Since residence on campus at Wits University was denied to black students, Masla was able to obtain accommodation in Vrededorp, an area with people living in abject poverty and dilapidated homes. He joined the Communist Party of South Africa (CP) in 1942 and formed a branch in Vrededorp.

Dr Pather completed his medical degree and after his internship at Lovedale Hospital he returned to Durban in 1947 amidst the Passive Resistance Campaign against the Bantu Urban Constitution Act of 1945, the forerunner of the Group Areas Act, the Black Land Act and the laws demanding the carrying of a dompas, to name a few. When he settled in Cape Town he became involved in the Coloured People’s Congress and the CP underground movement. On 7 October 1950 he married Mavis Naidoo, who was a well-known activist in her own right.

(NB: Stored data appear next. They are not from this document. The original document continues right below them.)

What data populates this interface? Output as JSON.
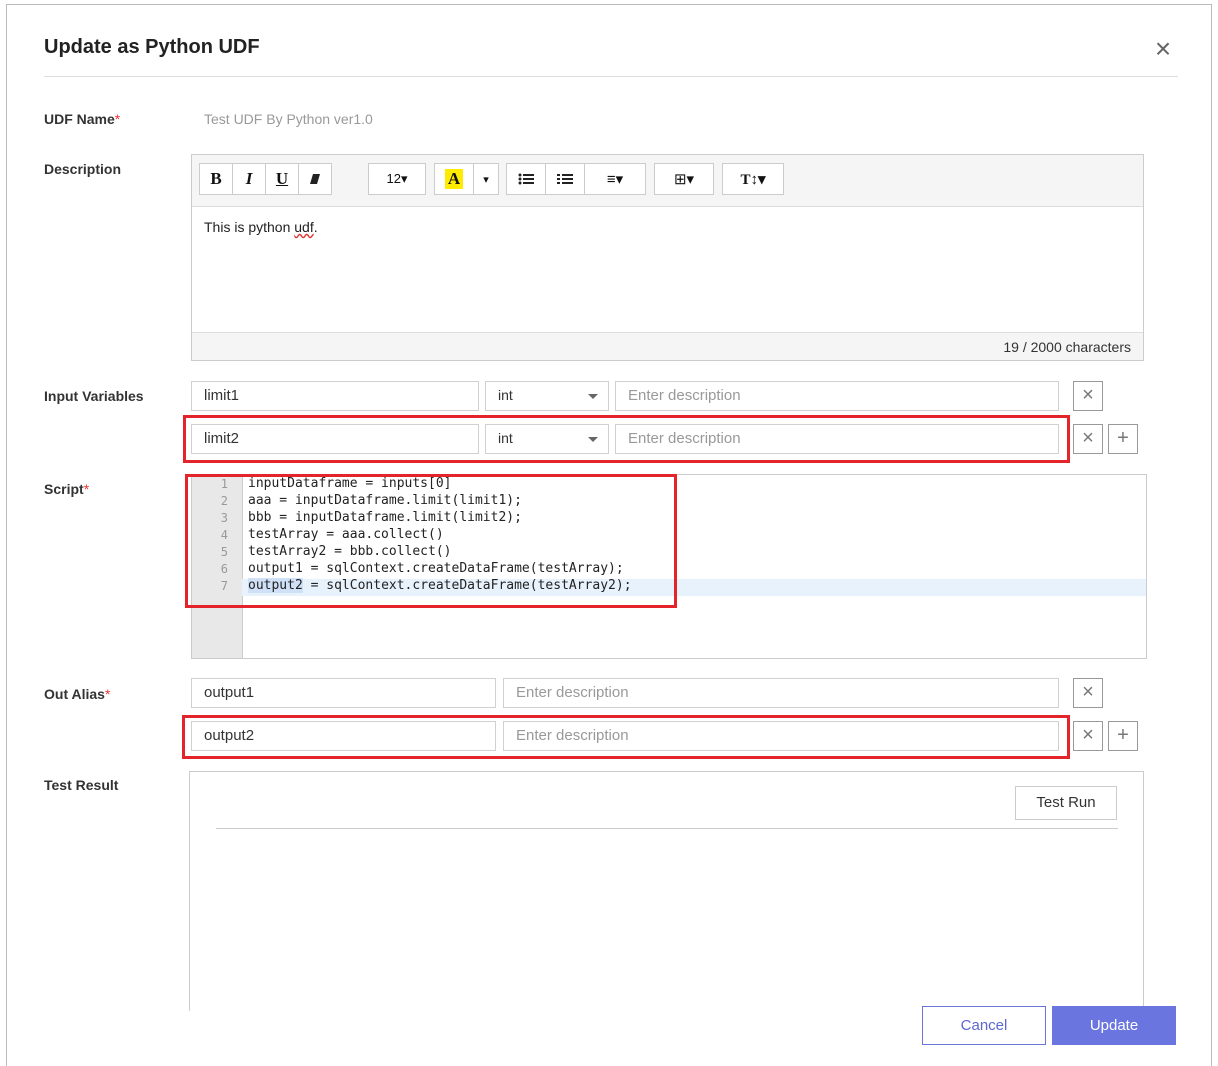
{
  "dialog": {
    "title": "Update as Python UDF",
    "close_glyph": "×"
  },
  "labels": {
    "udf_name": "UDF Name",
    "description": "Description",
    "input_variables": "Input Variables",
    "script": "Script",
    "out_alias": "Out Alias",
    "test_result": "Test Result",
    "required_mark": "*"
  },
  "udf_name": {
    "value": "Test UDF By Python ver1.0"
  },
  "description": {
    "toolbar": {
      "bold": "B",
      "italic": "I",
      "underline": "U",
      "eraser_icon": "eraser-icon",
      "font_size": "12▾",
      "font_color": "A",
      "font_color_caret": "▾",
      "bullet_list_icon": "bullet-list-icon",
      "numbered_list_icon": "numbered-list-icon",
      "align": "≡▾",
      "table": "⊞▾",
      "line_height": "T↕▾"
    },
    "text_before": "This is python ",
    "text_misspelled": "udf",
    "text_after": ".",
    "counter": "19 / 2000 characters"
  },
  "input_variables": [
    {
      "name": "limit1",
      "type": "int",
      "description_placeholder": "Enter description"
    },
    {
      "name": "limit2",
      "type": "int",
      "description_placeholder": "Enter description"
    }
  ],
  "script": {
    "line_numbers": [
      "1",
      "2",
      "3",
      "4",
      "5",
      "6",
      "7"
    ],
    "lines": [
      "inputDataframe = inputs[0]",
      "aaa = inputDataframe.limit(limit1);",
      "bbb = inputDataframe.limit(limit2);",
      "testArray = aaa.collect()",
      "testArray2 = bbb.collect()",
      "output1 = sqlContext.createDataFrame(testArray);"
    ],
    "last_line_selected": "output2",
    "last_line_rest": " = sqlContext.createDataFrame(testArray2);"
  },
  "out_alias": [
    {
      "name": "output1",
      "description_placeholder": "Enter description"
    },
    {
      "name": "output2",
      "description_placeholder": "Enter description"
    }
  ],
  "row_buttons": {
    "remove": "×",
    "add": "+"
  },
  "test_result": {
    "run_label": "Test Run"
  },
  "footer": {
    "cancel": "Cancel",
    "update": "Update"
  },
  "colors": {
    "primary": "#6b75e0",
    "highlight": "#e3242b",
    "required": "#e33333"
  }
}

In 1954, he joined Livingstone Hospital in Port Elizabeth as a medical officer. At the time, the Group Areas Act had not been fully implemented and the residential area of South End was still home to many people who lived below the poverty line. Dr Pather lamented the fact that the far better-equipped Provincial Hospital was much nearer to South End. Yet, poor people had to travel to Korsten to access hospital facilities. The building housing Dr Pather’s “clinic” was destroyed during the forced removals from South End. When South End and Fairview lay fallow as a result of forced removals of people, he relocated to Highfield Road, Korsten.

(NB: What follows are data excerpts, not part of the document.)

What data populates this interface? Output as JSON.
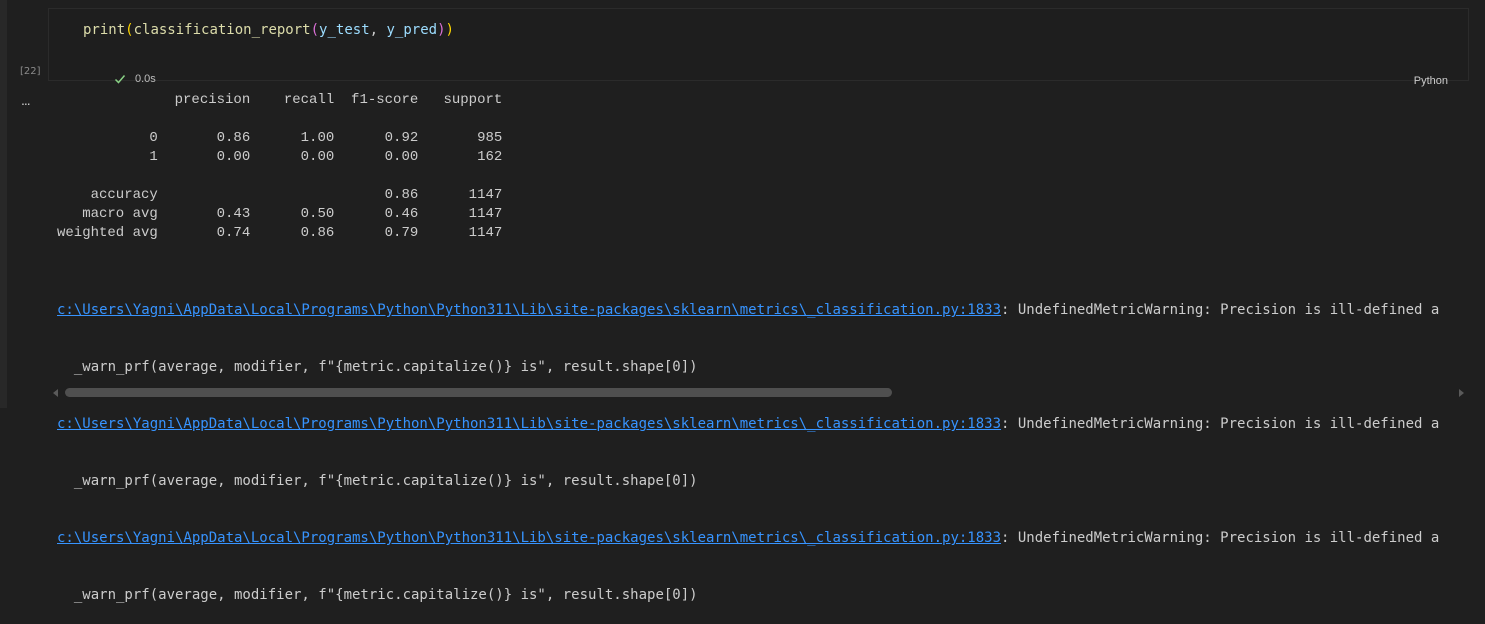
{
  "cell": {
    "code": {
      "fn_outer": "print",
      "fn_inner": "classification_report",
      "arg1": "y_test",
      "arg2": "y_pred"
    },
    "exec_count": "[22]",
    "duration": "0.0s",
    "language": "Python"
  },
  "output": {
    "more_label": "...",
    "report_text": "              precision    recall  f1-score   support\n\n           0       0.86      1.00      0.92       985\n           1       0.00      0.00      0.00       162\n\n    accuracy                           0.86      1147\n   macro avg       0.43      0.50      0.46      1147\nweighted avg       0.74      0.86      0.79      1147",
    "report": {
      "columns": [
        "precision",
        "recall",
        "f1-score",
        "support"
      ],
      "rows": [
        {
          "label": "0",
          "precision": "0.86",
          "recall": "1.00",
          "f1-score": "0.92",
          "support": "985"
        },
        {
          "label": "1",
          "precision": "0.00",
          "recall": "0.00",
          "f1-score": "0.00",
          "support": "162"
        },
        {
          "label": "accuracy",
          "precision": "",
          "recall": "",
          "f1-score": "0.86",
          "support": "1147"
        },
        {
          "label": "macro avg",
          "precision": "0.43",
          "recall": "0.50",
          "f1-score": "0.46",
          "support": "1147"
        },
        {
          "label": "weighted avg",
          "precision": "0.74",
          "recall": "0.86",
          "f1-score": "0.79",
          "support": "1147"
        }
      ]
    },
    "warnings": [
      {
        "link": "c:\\Users\\Yagni\\AppData\\Local\\Programs\\Python\\Python311\\Lib\\site-packages\\sklearn\\metrics\\_classification.py:1833",
        "message": ": UndefinedMetricWarning: Precision is ill-defined a",
        "code": "  _warn_prf(average, modifier, f\"{metric.capitalize()} is\", result.shape[0])"
      },
      {
        "link": "c:\\Users\\Yagni\\AppData\\Local\\Programs\\Python\\Python311\\Lib\\site-packages\\sklearn\\metrics\\_classification.py:1833",
        "message": ": UndefinedMetricWarning: Precision is ill-defined a",
        "code": "  _warn_prf(average, modifier, f\"{metric.capitalize()} is\", result.shape[0])"
      },
      {
        "link": "c:\\Users\\Yagni\\AppData\\Local\\Programs\\Python\\Python311\\Lib\\site-packages\\sklearn\\metrics\\_classification.py:1833",
        "message": ": UndefinedMetricWarning: Precision is ill-defined a",
        "code": "  _warn_prf(average, modifier, f\"{metric.capitalize()} is\", result.shape[0])"
      }
    ]
  },
  "colors": {
    "background": "#1f1f1f",
    "link": "#3794ff",
    "success_check": "#89d185"
  }
}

Dr Pather was arrested in October 1963, charged inter alia with contravening the Suppression of Communism Act and was excommunicated to Robben Island to serve his sentence. The time he gained from being spared physical labour was spent teaching the “youngsters” on Robben Island to speak English and to explain the broader non-racial landscape that the struggle against apartheid represented.

After his conviction, his approach to medicine - in particular his practice which had become a medical hive upon which the poor relied - attracted international attention and even the eye of Martin Luther King Jr who said that the world needed more of his kind. Since then, a number of similar clinics which essentially serve poor people where government obligations fall short have been established in countries such as Brazil, Jamaica and Mozambique. After serving his full prison sentence, Dr Pather was released and restricted to the magisterial district of Durban. He eventually set up a clinic to serve the poor in that area. KwaDabeka Community Clinic is now a government entity, one of the busiest clinics in the country. He died on 4 June 2001 after suffering a stroke.

For his selfless work for social justice and for ensuring that the poorest of the poor experienced the dignity of access to professional health care services, it is an honour for Nelson Mandela Metropolitan University to confer the degree of Doctor of Philosophy (honoris causa) (posthumous) on Masilamoney Pather.